Nickell chronicles the Valentine’s Day dumping of her heroine by The One—she annoyingly capitalizes His every reference—and the three years that follow of dating, smoking, going to bars with names like the “Fruit Fly” and “Cha-Cha Hut,” and drinking vodka tonics with extra lime. Smoke on Thursdays is the how-to manual of a single Seattle twenty-something learning to overcome grief and find someone meaningful amid a sea of duds, patterned along the same acerbic lines as Bridget Jones’s Diary.
Some of Nickell’s observations are as clever, funny, and dead-on as Jones’s. She claims “all your boyfriends become fables who live in a shoe.” She riotously describes dates with Dustin the Duck, so dubbed because his jewelry-wearing reminds her of Ducky from Pretty in Pink, and Dan the Labrador, whose idea of kissing includes licking her face.
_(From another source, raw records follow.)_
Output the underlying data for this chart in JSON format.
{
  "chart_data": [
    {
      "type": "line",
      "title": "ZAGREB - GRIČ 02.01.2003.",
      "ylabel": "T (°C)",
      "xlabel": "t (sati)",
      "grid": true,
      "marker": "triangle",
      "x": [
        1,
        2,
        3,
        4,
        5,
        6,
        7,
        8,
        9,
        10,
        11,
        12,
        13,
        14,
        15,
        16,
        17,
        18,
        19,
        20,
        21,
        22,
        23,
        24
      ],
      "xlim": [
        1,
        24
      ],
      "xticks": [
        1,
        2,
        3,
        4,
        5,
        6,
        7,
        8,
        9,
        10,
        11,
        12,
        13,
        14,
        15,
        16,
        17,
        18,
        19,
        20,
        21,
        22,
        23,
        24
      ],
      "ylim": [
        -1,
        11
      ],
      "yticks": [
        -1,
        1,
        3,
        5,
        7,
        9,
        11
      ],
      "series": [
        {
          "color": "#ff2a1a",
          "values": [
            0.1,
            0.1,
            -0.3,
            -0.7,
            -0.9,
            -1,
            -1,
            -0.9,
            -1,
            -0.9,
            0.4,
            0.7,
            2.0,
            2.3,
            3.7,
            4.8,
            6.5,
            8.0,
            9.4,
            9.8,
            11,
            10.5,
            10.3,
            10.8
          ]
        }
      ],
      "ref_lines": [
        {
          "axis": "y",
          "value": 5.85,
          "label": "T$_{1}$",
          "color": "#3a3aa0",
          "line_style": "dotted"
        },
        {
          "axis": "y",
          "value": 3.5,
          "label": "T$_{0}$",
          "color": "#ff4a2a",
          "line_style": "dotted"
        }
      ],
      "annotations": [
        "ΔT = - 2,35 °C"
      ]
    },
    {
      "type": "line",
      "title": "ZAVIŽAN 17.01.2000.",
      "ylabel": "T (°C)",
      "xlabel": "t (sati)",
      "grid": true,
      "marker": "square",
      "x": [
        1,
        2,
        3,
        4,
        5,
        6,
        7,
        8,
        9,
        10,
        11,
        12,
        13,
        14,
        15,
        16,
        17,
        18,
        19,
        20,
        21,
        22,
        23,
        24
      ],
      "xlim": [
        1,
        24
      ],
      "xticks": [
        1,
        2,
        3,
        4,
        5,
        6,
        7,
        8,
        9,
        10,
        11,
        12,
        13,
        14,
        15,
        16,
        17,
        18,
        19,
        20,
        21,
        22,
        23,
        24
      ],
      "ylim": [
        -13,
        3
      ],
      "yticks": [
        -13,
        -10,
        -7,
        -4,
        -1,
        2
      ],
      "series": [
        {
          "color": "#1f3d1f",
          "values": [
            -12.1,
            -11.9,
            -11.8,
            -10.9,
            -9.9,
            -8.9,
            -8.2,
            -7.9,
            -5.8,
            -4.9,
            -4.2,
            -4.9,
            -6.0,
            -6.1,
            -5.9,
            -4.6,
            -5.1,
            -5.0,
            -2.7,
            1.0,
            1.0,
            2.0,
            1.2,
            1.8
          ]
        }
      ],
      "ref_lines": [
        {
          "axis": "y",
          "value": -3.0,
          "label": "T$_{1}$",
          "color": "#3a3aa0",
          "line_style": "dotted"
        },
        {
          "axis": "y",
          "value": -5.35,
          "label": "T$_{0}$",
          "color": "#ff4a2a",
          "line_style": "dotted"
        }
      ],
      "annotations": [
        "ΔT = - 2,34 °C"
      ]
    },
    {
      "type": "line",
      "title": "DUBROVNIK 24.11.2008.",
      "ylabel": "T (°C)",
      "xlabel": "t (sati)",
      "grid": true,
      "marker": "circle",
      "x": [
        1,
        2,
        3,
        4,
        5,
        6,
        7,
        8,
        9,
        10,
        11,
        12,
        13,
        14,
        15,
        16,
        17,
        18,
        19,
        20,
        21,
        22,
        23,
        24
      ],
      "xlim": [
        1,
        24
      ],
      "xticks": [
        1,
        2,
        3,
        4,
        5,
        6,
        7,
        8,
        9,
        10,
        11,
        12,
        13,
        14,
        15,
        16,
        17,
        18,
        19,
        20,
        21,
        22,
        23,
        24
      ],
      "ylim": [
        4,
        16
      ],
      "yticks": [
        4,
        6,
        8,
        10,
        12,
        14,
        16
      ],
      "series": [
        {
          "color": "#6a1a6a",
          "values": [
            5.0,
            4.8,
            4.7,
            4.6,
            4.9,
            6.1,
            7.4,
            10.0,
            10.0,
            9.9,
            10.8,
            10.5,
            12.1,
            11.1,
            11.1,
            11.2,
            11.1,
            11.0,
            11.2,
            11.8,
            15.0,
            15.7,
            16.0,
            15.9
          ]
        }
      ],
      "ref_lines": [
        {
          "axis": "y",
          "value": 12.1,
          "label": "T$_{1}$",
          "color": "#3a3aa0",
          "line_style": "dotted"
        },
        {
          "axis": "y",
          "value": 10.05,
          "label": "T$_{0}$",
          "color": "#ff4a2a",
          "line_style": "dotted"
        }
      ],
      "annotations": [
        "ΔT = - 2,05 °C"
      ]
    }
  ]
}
She likens men who won’t go away to alligators depicted on the Discovery Channel that attack the sweet little gazelle at a riverbank.
Ultimately, there aren’t any models to follow to find good love; just be yourself, Nickell asserts. Hepburn wasn’t perfect either. As any American movie classics aficionado may recall, she was prone to fits of screaming and/or wailing. You might find yourself doing the same after reading Nickell’s book. Either that, or upping your one-day-a-week smoking habit.